Cathay Tries to Pacify Angry Hack Victims With ‘Exciting Offers’
(Bloomberg) -- Reeling from the world’s worst airline hack that exposed personal data of 9.4 million passengers, Cathay Pacific Airways Ltd. is seeking to regain customer trust with “exciting offers” including better in-flight dining and entertainment.
The marquee carrier is attempting to soothe angry customers by promising better services on board after coming under fire for the seven-month delay in disclosing the breach detected back in March. Among the information exposed were passport details, addresses and emails, although there was no evidence the data was misused, the airline has said.
“We understand that people are disappointed and upset by this event,” Chairman John Slosar said, fielding queries from Hong Kong’s lawmakers at a panel meeting Wednesday. “We want to make some particularly exciting offers that people can take advantage of going forward.”
The sophisticated attacks that lasted months earlier this year couldn’t have come at a worse time for Cathay Pacific’s Chief Executive Officer Rupert Hogg. At best, it is a distraction from his efforts to steer Asia’s biggest international airline back to profit, and at worst, the carrier could face regulatory action and lawsuits as it faces inquiries in at least 15 jurisdictions.
Hogg told lawmakers Wednesday that it’s still too early to discuss compensation and costs resulting from the hack. The attacks were most intense March through May and continued, Cathay said Monday separately. Although the number of successful attempts diminished, concerns remain new ones could be mounted, it said.
Slosar said the carrier made a call in March that the information, although of public interest, wasn’t material or price sensitive and held off on disclosing it immediately. The price change after the disclosure confirms Cathay’s judgment, he said.
Shares of the carrier have rebounded 3.4 percent since the disclosure. They had slumped the most since January 2017 the day after the filing.
Cathay Pacific has said in the past that it needed to investigate the violation thoroughly before sharing details of the attack. Eventually it revealed it in a filing on Oct. 24.
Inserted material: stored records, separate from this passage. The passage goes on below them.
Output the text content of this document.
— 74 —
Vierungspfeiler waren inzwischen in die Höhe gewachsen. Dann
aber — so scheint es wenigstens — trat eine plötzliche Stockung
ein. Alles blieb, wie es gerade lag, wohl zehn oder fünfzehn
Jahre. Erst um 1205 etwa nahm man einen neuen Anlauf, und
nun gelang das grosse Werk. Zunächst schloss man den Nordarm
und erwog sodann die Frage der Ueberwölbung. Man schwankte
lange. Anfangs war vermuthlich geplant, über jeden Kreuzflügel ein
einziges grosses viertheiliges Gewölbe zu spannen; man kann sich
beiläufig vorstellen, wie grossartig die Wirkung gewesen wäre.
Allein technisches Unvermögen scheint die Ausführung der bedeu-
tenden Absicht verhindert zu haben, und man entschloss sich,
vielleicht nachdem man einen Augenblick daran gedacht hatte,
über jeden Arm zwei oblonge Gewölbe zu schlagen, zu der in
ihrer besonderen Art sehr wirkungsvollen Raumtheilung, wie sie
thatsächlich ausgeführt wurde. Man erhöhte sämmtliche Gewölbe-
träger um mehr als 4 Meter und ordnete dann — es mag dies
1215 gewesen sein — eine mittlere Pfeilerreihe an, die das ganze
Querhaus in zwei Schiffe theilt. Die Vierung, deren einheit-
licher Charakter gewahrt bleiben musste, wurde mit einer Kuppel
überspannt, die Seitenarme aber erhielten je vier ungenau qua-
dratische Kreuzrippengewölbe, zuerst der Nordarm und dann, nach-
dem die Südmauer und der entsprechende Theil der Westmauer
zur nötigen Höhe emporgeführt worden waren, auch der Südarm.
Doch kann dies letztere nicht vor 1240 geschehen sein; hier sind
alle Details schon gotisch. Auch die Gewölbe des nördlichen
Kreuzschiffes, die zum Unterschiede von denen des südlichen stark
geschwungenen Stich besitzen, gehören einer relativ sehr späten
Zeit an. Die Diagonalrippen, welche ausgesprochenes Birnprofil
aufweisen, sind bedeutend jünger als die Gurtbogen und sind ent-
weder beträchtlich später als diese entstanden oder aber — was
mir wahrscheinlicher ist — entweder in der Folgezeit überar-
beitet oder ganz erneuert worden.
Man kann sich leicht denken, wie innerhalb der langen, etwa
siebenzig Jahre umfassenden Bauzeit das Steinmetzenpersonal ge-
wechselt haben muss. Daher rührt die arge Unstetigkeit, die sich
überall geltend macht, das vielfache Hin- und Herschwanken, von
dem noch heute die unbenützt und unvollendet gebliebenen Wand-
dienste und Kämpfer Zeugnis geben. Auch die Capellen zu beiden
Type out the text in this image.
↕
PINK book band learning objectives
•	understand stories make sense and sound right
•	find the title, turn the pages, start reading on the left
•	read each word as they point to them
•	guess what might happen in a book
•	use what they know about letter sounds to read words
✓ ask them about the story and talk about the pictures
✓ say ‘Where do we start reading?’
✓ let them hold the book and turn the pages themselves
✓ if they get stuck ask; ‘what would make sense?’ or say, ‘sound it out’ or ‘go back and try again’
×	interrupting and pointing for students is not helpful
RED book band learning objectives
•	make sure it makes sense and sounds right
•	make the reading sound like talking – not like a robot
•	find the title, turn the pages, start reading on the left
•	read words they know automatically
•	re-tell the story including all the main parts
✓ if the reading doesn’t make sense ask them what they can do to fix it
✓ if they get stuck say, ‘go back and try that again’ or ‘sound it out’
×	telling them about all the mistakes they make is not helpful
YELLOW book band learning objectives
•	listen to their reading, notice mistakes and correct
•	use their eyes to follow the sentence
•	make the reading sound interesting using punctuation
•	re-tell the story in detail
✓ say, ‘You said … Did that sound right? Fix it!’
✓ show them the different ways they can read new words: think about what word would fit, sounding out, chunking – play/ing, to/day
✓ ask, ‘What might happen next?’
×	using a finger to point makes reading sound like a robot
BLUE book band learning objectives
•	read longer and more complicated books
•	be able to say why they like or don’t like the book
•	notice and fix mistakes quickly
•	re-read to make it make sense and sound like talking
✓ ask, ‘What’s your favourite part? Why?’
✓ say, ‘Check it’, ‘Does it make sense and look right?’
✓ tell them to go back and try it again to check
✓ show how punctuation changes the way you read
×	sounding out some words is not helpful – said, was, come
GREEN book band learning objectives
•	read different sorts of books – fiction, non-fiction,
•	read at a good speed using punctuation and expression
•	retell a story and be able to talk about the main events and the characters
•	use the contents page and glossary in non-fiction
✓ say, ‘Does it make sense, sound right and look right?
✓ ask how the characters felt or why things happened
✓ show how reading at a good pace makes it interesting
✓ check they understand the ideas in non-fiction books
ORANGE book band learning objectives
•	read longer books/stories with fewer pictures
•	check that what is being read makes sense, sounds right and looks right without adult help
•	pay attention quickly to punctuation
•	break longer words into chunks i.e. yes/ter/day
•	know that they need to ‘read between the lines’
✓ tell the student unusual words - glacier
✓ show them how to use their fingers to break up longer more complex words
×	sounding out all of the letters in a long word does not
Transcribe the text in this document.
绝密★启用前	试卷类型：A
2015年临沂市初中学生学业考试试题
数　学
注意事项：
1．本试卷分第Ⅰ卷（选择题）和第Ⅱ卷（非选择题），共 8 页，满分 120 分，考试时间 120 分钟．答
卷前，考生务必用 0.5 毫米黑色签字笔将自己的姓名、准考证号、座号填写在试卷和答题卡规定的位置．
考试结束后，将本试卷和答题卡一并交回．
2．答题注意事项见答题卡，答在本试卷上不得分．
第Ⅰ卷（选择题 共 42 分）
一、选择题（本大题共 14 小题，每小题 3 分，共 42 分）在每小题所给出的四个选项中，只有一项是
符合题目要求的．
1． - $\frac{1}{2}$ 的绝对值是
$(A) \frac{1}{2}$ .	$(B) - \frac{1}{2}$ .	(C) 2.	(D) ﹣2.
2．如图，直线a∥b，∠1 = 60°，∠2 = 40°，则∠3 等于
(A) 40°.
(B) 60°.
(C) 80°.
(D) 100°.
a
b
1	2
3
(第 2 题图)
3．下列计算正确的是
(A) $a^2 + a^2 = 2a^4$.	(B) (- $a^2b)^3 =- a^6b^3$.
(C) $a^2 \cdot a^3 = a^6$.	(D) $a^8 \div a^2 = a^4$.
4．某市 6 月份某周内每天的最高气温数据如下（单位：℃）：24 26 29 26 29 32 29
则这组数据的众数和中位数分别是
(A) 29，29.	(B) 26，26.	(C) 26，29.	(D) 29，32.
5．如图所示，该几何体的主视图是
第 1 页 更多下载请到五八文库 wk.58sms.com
“It’s a lesson we learned,” Slosar said, adding Cathay Pacific will “report instantly” if a hack were to happen tomorrow.
While the airline hasn’t commented on the origin of the attacks, it said hackers used malware and utilities that gave them the ability to conduct reconnaissance and the unknown signatures weren’t initially detected by Cathay Pacific’s anti-virus system.
The breach has prompted calls to overhaul Hong Kong’s two-decades-old privacy laws to ensure companies report any leaks quicker. Charles Mok, a local lawmaker, has said the city’s privacy commissioner “has no teeth” as the official has no power to conduct criminal investigations or prosecute.